Recentemente, o ex-presidente Lula disse que, em eventual novo governo petista, a política de preços da Petrobras não será atrelada ao dólar. O que isso significa?
Vimos isso acontecer no governo da ex-presidente Dilma Rousseff. O preço dos combustíveis foi artificialmente mantido no mesmo patamar. E o que aconteceu com a Petrobras? Começou a ter prejuízos e dívidas astronômicas. Os investidores perderam a confiança no governo brasileiro, porque a dívida da Petrobras parecia impagável. Essa dívida contaminou as taxas de juros e o custo de crédito das empresas. Também promoveu uma desvalorização cambial. O país foi para as cucuias. Quando Lula faz declarações desse tipo, quer dizer que adotará as mesmas políticas que não deram certo na época de Dilma Rousseff.
Qual sua expectativa sobre a agenda de privatizações (em todos os setores) para os próximos anos?

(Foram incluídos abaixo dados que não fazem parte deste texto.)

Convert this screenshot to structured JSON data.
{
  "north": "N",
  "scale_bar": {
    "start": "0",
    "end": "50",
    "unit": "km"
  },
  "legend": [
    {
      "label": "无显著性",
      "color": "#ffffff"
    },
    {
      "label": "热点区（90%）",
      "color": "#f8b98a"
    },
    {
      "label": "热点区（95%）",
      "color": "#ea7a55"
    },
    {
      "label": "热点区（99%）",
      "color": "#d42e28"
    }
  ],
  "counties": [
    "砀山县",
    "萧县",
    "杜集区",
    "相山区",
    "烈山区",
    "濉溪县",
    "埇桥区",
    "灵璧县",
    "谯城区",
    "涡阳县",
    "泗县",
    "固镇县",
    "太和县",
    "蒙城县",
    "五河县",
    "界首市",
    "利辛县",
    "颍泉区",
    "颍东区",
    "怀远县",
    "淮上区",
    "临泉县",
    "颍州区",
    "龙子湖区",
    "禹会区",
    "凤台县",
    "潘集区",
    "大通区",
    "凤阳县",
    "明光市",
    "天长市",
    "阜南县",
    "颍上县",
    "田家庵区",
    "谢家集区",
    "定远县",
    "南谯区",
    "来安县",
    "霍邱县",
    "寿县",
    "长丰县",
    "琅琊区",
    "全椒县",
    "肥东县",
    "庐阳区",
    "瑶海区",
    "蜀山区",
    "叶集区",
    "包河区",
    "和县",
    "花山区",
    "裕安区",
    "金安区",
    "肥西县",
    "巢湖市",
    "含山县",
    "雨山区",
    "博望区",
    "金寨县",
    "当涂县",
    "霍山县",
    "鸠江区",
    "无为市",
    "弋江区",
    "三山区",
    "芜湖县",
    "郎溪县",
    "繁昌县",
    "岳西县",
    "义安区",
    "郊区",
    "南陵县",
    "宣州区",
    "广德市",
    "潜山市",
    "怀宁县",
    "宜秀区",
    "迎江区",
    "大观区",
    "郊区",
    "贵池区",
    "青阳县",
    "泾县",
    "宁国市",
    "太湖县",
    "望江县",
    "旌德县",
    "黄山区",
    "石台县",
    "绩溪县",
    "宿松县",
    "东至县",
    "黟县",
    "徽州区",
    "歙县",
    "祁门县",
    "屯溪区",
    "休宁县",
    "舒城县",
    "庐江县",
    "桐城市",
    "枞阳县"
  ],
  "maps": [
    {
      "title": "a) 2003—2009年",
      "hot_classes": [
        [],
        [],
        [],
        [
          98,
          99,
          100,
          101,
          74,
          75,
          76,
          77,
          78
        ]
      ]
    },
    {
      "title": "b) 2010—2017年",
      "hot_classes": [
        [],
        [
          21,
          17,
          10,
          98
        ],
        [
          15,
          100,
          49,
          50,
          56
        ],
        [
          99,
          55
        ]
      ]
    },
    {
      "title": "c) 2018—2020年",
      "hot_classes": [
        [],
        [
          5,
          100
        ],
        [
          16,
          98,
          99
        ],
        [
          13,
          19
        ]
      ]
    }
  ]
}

É uma agenda complexa, difícil de avançar. Mas isso não significa que temos de evitar a discussão sobre o tema. Devemos sempre falar de privatização, para que as empresas — mesmo as estatais — sejam administradas com cuidado, sem ser instrumentalizadas. E ainda não falamos dos bancos, que também são importantes. Muitas instituições financeiras estatais continuam fornecendo créditos subsidiados pela população. Parte desses recursos vai para as grandes empresas. O Brasil continua a eleger os chamados campeões nacionais. Os efeitos perversos da má administração pública, que desorganizaram o mercado de energia elétrica [Eletrobras] e bagunçaram as contas do governo [Petrobras e BNDES], têm potencial de causar estrago. O ideal seria privatizar todas as empresas, mas é difícil. Os Correios são um exemplo disso. Os serviços são caros, as entregas demoram, os produtos chegam quebrados. A população resolveu apoiar a privatização da empresa. A pauta passou pela Câmara, mas segue travada no Senado. Para que a situação mude, é necessário eleger uma nova classe política, o que inclui Executivo, Legislativo e Judiciário.